David Crothers Barker grew up in Kaniva, a small town close to the border between Victoria and South Australia. Moving with his family to Sydney as a teenager, he studied art under portrait painter Norman Carter at the Royal Art Society before travelling to the United States and continuing his training as an illustrator and printmaker at the Academy of Fine Arts in Philadelphia. He then worked as a cartographer for Curtis Publishing Company, before returning to Australia shortly after the outbreak of the First World War. In April 1915, Barker enlisted with the Australian Imperial Force (AIF); and, in May that year, he left Australia for Gallipoli with the 5th Field Ambulance.
In November 1915, official war correspondent Charles Bean called for submissions from the troops for The ANZAC Book, a collection of poems, stories, drawings and caricatures of the soldiers’ experiences at Gallipoli. After Barker was assigned as an orderly to Bean in December 1915, several of his drawings and cartoons were included in The ANZAC Book – including the cover image. Although he was never an officially commissioned war artist, many of Barker’s drawings in The ANZAC Book have become iconic of the “Aussie spirit” embodied in the troops deployed overseas.
Barker went on to serve in the Middle East in 1917 after the conclusion of the Gallipoli Campaign. During his time in Palestine, he was a regular contributing artist and co-editor of the magazine Kia-ora Coo-ee, the official magazine of the Australian and New Zealand troops serving in Egypt, Salonica, Mesopotamia and Palestine. Later, he was the art editor of the book Australia in Palestine that detailed the lives and experiences of Australian troops in the Middle East and was published after the war in 1919. He also illustrated Captain Thomas A. White’s book Diggers Abroad, published in Australia in 1920.

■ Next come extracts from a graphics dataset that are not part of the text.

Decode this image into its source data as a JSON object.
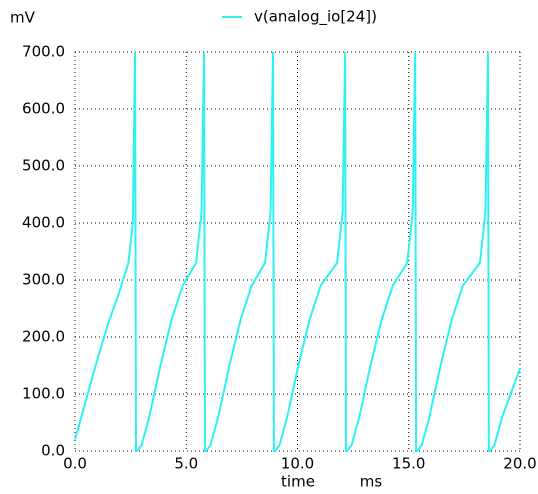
{
  "chart_data": {
    "type": "line",
    "ylabel": "mV",
    "xlabel": "time",
    "xunit": "ms",
    "grid": true,
    "legend": "top",
    "xlim": [
      0,
      20
    ],
    "xticks": [
      {
        "value": 0,
        "label": "0.0"
      },
      {
        "value": 5,
        "label": "5.0"
      },
      {
        "value": 10,
        "label": "10.0"
      },
      {
        "value": 15,
        "label": "15.0"
      },
      {
        "value": 20,
        "label": "20.0"
      }
    ],
    "ylim": [
      0,
      700
    ],
    "yticks": [
      {
        "value": 0,
        "label": "0.0"
      },
      {
        "value": 100,
        "label": "100.0"
      },
      {
        "value": 200,
        "label": "200.0"
      },
      {
        "value": 300,
        "label": "300.0"
      },
      {
        "value": 400,
        "label": "400.0"
      },
      {
        "value": 500,
        "label": "500.0"
      },
      {
        "value": 600,
        "label": "600.0"
      },
      {
        "value": 700,
        "label": "700.0"
      }
    ],
    "x": [
      0,
      0.5,
      1.0,
      1.5,
      2.0,
      2.4,
      2.6,
      2.7,
      2.74,
      2.79,
      2.99,
      3.34,
      3.84,
      4.34,
      4.84,
      5.44,
      5.69,
      5.8,
      5.84,
      5.89,
      6.09,
      6.44,
      6.94,
      7.44,
      7.94,
      8.54,
      8.79,
      8.9,
      8.94,
      8.99,
      9.19,
      9.54,
      10.04,
      10.54,
      11.04,
      11.78,
      12.03,
      12.14,
      12.18,
      12.23,
      12.43,
      12.78,
      13.28,
      13.78,
      14.28,
      14.93,
      15.18,
      15.29,
      15.33,
      15.38,
      15.58,
      15.93,
      16.43,
      16.93,
      17.43,
      18.2,
      18.45,
      18.56,
      18.6,
      18.65,
      18.85,
      19.2,
      20.0
    ],
    "series": [
      {
        "name": "v(analog_io[24])",
        "color": "#2ef2f2",
        "values": [
          20,
          90,
          160,
          225,
          280,
          330,
          400,
          700,
          0,
          0,
          10,
          60,
          150,
          230,
          290,
          330,
          420,
          700,
          0,
          0,
          10,
          60,
          150,
          230,
          290,
          330,
          420,
          700,
          0,
          0,
          10,
          60,
          150,
          230,
          290,
          330,
          420,
          700,
          0,
          0,
          10,
          60,
          150,
          230,
          290,
          330,
          420,
          700,
          0,
          0,
          10,
          60,
          150,
          230,
          290,
          330,
          420,
          700,
          0,
          0,
          10,
          60,
          145
        ]
      }
    ]
  }
}
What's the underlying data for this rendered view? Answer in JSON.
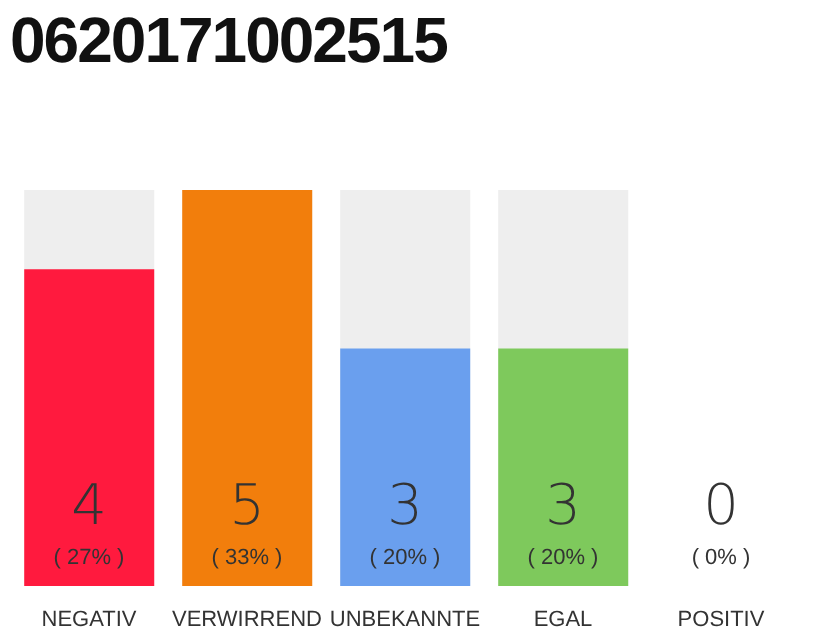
{
  "chart_data": {
    "type": "bar",
    "title": "0620171002515",
    "categories": [
      "NEGATIV",
      "VERWIRREND",
      "UNBEKANNTE",
      "EGAL",
      "POSITIV"
    ],
    "values": [
      4,
      5,
      3,
      3,
      0
    ],
    "colors": [
      "#ff1a3e",
      "#f27e0c",
      "#6a9fee",
      "#7ec95c",
      "#cccccc"
    ],
    "value_labels": [
      "4\n( 27% )",
      "5\n( 33% )",
      "3\n( 20% )",
      "3\n( 20% )",
      "0\n( 0% )"
    ],
    "grid": false,
    "legend": false
  }
}
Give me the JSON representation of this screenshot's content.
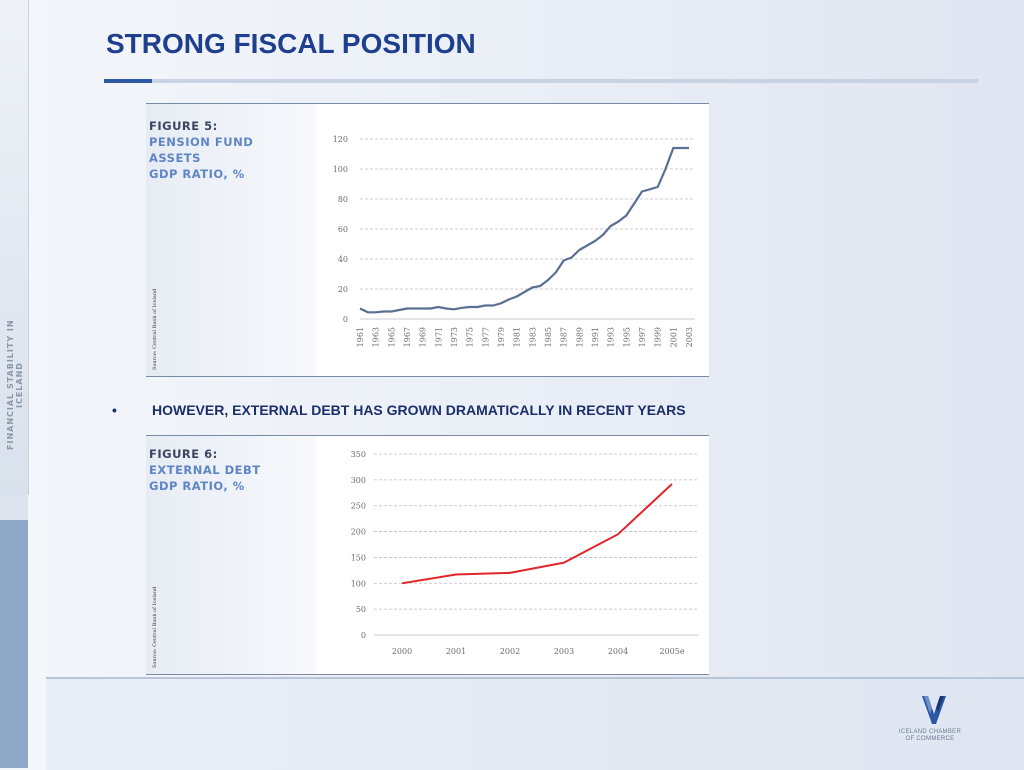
{
  "slide": {
    "title": "STRONG FISCAL POSITION",
    "side_text": "FINANCIAL STABILITY IN ICELAND",
    "bullet": "•",
    "bullet_text": "HOWEVER, EXTERNAL DEBT HAS GROWN DRAMATICALLY IN RECENT YEARS",
    "logo_text_1": "ICELAND CHAMBER",
    "logo_text_2": "OF COMMERCE"
  },
  "figure5": {
    "title_line1": "FIGURE 5:",
    "title_line2": "PENSION FUND",
    "title_line3": "ASSETS",
    "title_line4": "GDP RATIO, %",
    "source": "Source: Central Bank of Iceland"
  },
  "figure6": {
    "title_line1": "FIGURE 6:",
    "title_line2": "EXTERNAL DEBT",
    "title_line3": "GDP RATIO, %",
    "source": "Source: Central Bank of Iceland"
  },
  "colors": {
    "title": "#1d3f8e",
    "pension_line": "#5a6f92",
    "debt_line": "#e0262a"
  },
  "chart_data": [
    {
      "type": "line",
      "title": "PENSION FUND ASSETS GDP RATIO, %",
      "x": [
        1961,
        1962,
        1963,
        1964,
        1965,
        1966,
        1967,
        1968,
        1969,
        1970,
        1971,
        1972,
        1973,
        1974,
        1975,
        1976,
        1977,
        1978,
        1979,
        1980,
        1981,
        1982,
        1983,
        1984,
        1985,
        1986,
        1987,
        1988,
        1989,
        1990,
        1991,
        1992,
        1993,
        1994,
        1995,
        1996,
        1997,
        1998,
        1999,
        2000,
        2001,
        2002,
        2003
      ],
      "x_tick_labels": [
        "1961",
        "1963",
        "1965",
        "1967",
        "1969",
        "1971",
        "1973",
        "1975",
        "1977",
        "1979",
        "1981",
        "1983",
        "1985",
        "1987",
        "1989",
        "1991",
        "1993",
        "1995",
        "1997",
        "1999",
        "2001",
        "2003"
      ],
      "series": [
        {
          "values": [
            7,
            4.5,
            4.5,
            5,
            5,
            6,
            7,
            7,
            7,
            7,
            8,
            7,
            6.5,
            7.5,
            8,
            8,
            9,
            9,
            10.5,
            13,
            15,
            18,
            21,
            22,
            26,
            31,
            39,
            41,
            46,
            49,
            52,
            56,
            62,
            65,
            69,
            77,
            85,
            86.5,
            88,
            100,
            114,
            114,
            114
          ],
          "color": "#5a6f92"
        }
      ],
      "ylim": [
        0,
        120
      ],
      "y_ticks": [
        0,
        20,
        40,
        60,
        80,
        100,
        120
      ],
      "grid": "horizontal dashed"
    },
    {
      "type": "line",
      "title": "EXTERNAL DEBT GDP RATIO, %",
      "categories": [
        "2000",
        "2001",
        "2002",
        "2003",
        "2004",
        "2005e"
      ],
      "series": [
        {
          "values": [
            100,
            117,
            120,
            140,
            195,
            292
          ],
          "color": "#e0262a"
        }
      ],
      "ylim": [
        0,
        350
      ],
      "y_ticks": [
        0,
        50,
        100,
        150,
        200,
        250,
        300,
        350
      ],
      "grid": "horizontal dashed"
    }
  ]
}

After returning to Australia and being discharged from the AIF in 1919, he worked as an artist in Sydney and was a founding member of the Australian Painter-Etchers Society. Many of the works that he exhibited throughout the 1920s featured a distinct Middle Eastern influence, including scenes of Palestine and Egypt. During the Second World War, Barker re-enlisted with the Australian Army in March 1940 and served on the home front until June 1943.